Kepada awak media, Selasa (28/05/2024) di Stabat, Rizal mengatakan adanya tindakan dan perbuatan Kapus Stabat dalam melakukan Pungli dengan melakukan pungutan biaya berobat kepada pasien, hal itu termasuk perbuatan melawan hukum. “ Hal itu dapat dikategorikan Perbuatan melawan hukum karena telah melakukan Pungli. Bukan karena seberapa besar nilai nominalnya, tetapi perbuatan itu sudah jelas bertentangan dengan UU RI No.28 THN 1999 tentang Penyelenggara Negara yang bersih dan bebas dari KKN (Korupsi, Kolusi dan Nepotisme) dan Perda No. 01 THN 2024, tentang Pelayanan Medis Gratis,” ujarnya
Memang, kalau dilihat dari nilai nominalnya hanya Rp 10.000,-/pasien/orang. Tetapi seandainya yang berobat ada sebanyak 200 orang/hari, sudah banyak juga uang yang dipungut Kapus Stabat setiap hari. Seandainya 200 orang dikali Rp 10.000,- sudah Rp 2.000.000,- setiap hari. Dalam sebulan sudah berapa jumlahnya, tutur Rizal.

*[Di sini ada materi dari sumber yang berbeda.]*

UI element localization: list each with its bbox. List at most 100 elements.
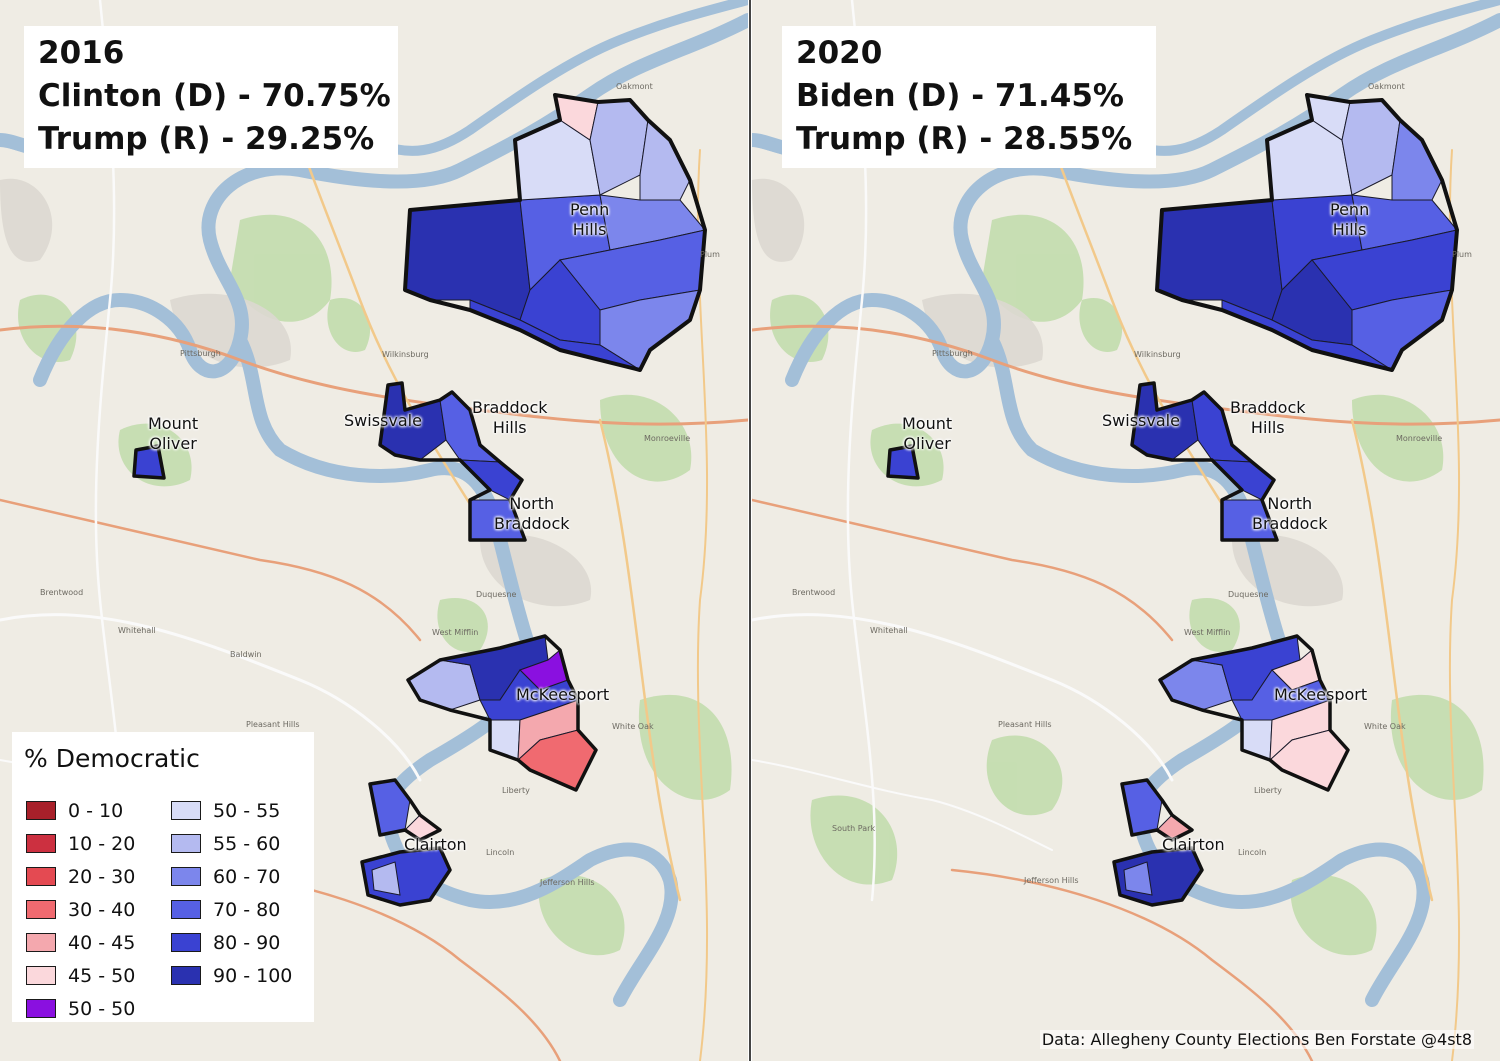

Oleh sebab itu, saya selaku praktisi Hukum di kabupaten Langkat meminta kepada H.M. Faisal Hasrimy, AP, M.AP selaku PJ. Bupati Langkat agar bertindak tegas dan memberikan sanksi keras kepada Kapus Stabat, Hj. Erlina, SKM. Karena apa yang telah dilakukannya dalam menjalankan tugasnya sebagai Kapus Stabat telah melanggar SOP (Standard Operasional Procedure) dan mencoreng nama baik kabupaten Langkat, tandasnya.
Saya berharap agar PJ. Bupati Langkat secepatnya mencopot Kapus Stabat dari jabatannya. Alasannya, karena sudah merusak citra Puskesmas Stabat. Apalagi di bulan Maret 2024 lalu, Kapus Stabat juga telah melakukan penebangan 5 (lima) batang pohon Mahoni tanpa mendapat ijin resmi dari dinas Lingkungan Hidup kabupaten Langkat, dan menjual kayu Mahoni tersebut kepada pihak lain, itu juga sudah termasuk tindakan melawan hukum karena masih ada proses yang harus dilakukan dalam penjualan kayu tersebut, tegasnya.
Senada dengan itu, Ramly selaku ketua DPP LSM REAKSI ( Republik Anti Korupsi) Sumatera Utara kepada awak media mengatakan, perbuatan Hj. Erlina, SKM selaku Kapus Stabat yang telah melakukan pungli kepada masyarakat dalam pelayanan medis, sudah jelas Pungli dan hal itu termasuk perbuatan melawan hukum. Oleh sebab itu, sudah selayaknya Pj. Bupati Langkat mencopot Kapus Stabat, Hj. Erlina dari jabatannya.
Selain itu, tidak tertutup kemungkinan, kami akan membuat Laporan pengaduan tentang adanya pungutan biaya pendaftaran berobat atau pemeriksaan kesehatan yang dilakukan Kapus Stabat. Apalagi kami sudah ada bukti rekamannya dan foto dokumentasi, bahwa telah terjadi perbuatan melawan hukum berupa pungutan liar di Puskesmas Stabat. “ Hal ini juga menjadi agenda kami untuk melaporkan dugaan pungli yang dilakukan Kapus Stabat,” ujar Ramly.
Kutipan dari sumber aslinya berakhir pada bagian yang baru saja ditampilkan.